Round-tripping DOCX without losing your sanity (or your tables)
A field guide to the import-export pipeline, including the parts we wish someone had told us first.
DOCX is not a file format — it's a zip archive of XML nightmares held together by twenty years of Microsoft compatibility promises. We learned that the hard way so you don't have to.
Import: PDF and DOCX → structured editor state
Documatch ingests through a Python pipeline that maps Office Open XML and PDF layout into Lexical nodes: headings, lists, tables, footnotes, and inline styles become first-class structure — not a flattened text blob.
- We surface a retention score on import so you know what fidelity you're working with.
- Nested lists and multi-column tables are the usual trouble spots; we flag them in the ingest report.
- Scanned PDFs route through OCR with lower confidence markers on uncertain blocks.
Edit in the middle
The editor stores canonical state as Lexical JSON. AI edits propose hunks against that structure, so a table cell change stays a table cell change — not a new paragraph that used to be row 4, column 2.
Export: back to DOCX
Export walks the Lexical tree and emits OOXML via our export package.
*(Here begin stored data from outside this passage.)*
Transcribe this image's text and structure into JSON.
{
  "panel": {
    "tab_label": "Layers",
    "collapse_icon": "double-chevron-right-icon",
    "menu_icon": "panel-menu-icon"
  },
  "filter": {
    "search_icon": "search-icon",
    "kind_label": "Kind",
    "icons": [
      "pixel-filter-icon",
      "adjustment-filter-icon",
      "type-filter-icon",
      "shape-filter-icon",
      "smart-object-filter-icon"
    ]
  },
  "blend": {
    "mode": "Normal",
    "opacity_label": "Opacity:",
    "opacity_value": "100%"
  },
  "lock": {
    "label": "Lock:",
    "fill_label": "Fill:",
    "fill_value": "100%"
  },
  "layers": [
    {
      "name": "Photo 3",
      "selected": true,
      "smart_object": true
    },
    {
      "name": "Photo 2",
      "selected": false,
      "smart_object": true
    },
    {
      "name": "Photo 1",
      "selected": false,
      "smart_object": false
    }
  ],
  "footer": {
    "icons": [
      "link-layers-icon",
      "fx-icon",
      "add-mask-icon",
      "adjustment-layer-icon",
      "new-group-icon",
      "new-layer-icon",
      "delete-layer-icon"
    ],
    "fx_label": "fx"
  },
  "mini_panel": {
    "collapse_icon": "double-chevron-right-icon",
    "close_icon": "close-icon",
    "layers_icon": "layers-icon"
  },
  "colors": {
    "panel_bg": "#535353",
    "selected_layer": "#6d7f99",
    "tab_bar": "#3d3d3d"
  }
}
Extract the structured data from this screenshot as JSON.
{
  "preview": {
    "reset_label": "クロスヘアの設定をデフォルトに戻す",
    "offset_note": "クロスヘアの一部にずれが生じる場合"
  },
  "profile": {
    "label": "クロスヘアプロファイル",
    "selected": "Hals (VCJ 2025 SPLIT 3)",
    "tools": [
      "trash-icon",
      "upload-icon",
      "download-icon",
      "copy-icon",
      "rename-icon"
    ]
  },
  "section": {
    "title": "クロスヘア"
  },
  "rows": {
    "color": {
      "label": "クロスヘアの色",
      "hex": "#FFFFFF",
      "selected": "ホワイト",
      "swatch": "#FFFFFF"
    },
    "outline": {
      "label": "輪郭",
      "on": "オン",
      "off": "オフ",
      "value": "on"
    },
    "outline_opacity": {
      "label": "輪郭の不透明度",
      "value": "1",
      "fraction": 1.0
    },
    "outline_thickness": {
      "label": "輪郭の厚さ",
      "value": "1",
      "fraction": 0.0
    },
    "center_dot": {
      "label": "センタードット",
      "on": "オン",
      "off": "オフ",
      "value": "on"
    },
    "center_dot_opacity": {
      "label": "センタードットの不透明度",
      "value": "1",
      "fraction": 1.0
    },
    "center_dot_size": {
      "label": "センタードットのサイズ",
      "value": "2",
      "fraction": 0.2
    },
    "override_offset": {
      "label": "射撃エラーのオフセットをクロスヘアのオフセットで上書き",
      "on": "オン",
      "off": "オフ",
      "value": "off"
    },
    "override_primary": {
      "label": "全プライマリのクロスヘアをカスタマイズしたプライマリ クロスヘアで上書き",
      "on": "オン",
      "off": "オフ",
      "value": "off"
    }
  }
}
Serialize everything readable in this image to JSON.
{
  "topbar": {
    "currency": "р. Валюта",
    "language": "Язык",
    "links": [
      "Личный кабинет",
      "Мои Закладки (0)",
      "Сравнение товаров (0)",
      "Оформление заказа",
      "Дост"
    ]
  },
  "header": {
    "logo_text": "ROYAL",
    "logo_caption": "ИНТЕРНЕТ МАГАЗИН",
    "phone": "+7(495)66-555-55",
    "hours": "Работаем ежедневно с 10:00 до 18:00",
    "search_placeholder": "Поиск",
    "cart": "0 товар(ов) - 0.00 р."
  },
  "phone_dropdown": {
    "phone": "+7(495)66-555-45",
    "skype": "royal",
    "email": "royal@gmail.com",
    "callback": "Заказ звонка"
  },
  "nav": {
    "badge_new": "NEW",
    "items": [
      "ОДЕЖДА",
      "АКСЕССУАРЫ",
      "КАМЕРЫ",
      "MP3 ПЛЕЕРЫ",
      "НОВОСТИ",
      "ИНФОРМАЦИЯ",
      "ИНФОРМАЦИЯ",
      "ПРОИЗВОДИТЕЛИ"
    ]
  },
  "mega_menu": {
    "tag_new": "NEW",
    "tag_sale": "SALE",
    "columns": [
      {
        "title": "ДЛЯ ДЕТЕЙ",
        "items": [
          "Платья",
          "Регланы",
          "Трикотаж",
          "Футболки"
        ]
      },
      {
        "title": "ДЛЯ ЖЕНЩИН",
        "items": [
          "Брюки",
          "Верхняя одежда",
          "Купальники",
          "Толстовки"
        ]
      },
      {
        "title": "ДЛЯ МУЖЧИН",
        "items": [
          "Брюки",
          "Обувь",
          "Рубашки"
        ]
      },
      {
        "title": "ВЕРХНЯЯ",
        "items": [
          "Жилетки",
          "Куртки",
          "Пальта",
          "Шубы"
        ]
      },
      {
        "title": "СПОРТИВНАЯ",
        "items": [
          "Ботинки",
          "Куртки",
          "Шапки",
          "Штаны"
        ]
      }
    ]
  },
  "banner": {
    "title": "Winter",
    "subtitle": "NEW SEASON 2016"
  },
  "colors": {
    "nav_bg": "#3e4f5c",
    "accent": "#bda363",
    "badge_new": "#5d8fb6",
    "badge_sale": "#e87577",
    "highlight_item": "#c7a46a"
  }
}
Styles map back to Word-native equivalents where possible; custom firm styles are preserved when they were present in the source file.
What still surprises people
- Floating text boxes from ancient templates may flatten — we document this in release notes.
- Complex field codes (SEQ, REF) round-trip on simple engagements; heavily cross-referenced briefs may need a quick Word refresh.
- Fonts fall back to Calibri if the original wasn't embedded and isn't on our server.
The goal isn't pixel-perfect Word recreation — it's partner-ready deliverables without a reformatting weekend. If export breaks your table of authorities, tell us; those edge cases are how the pipeline gets better.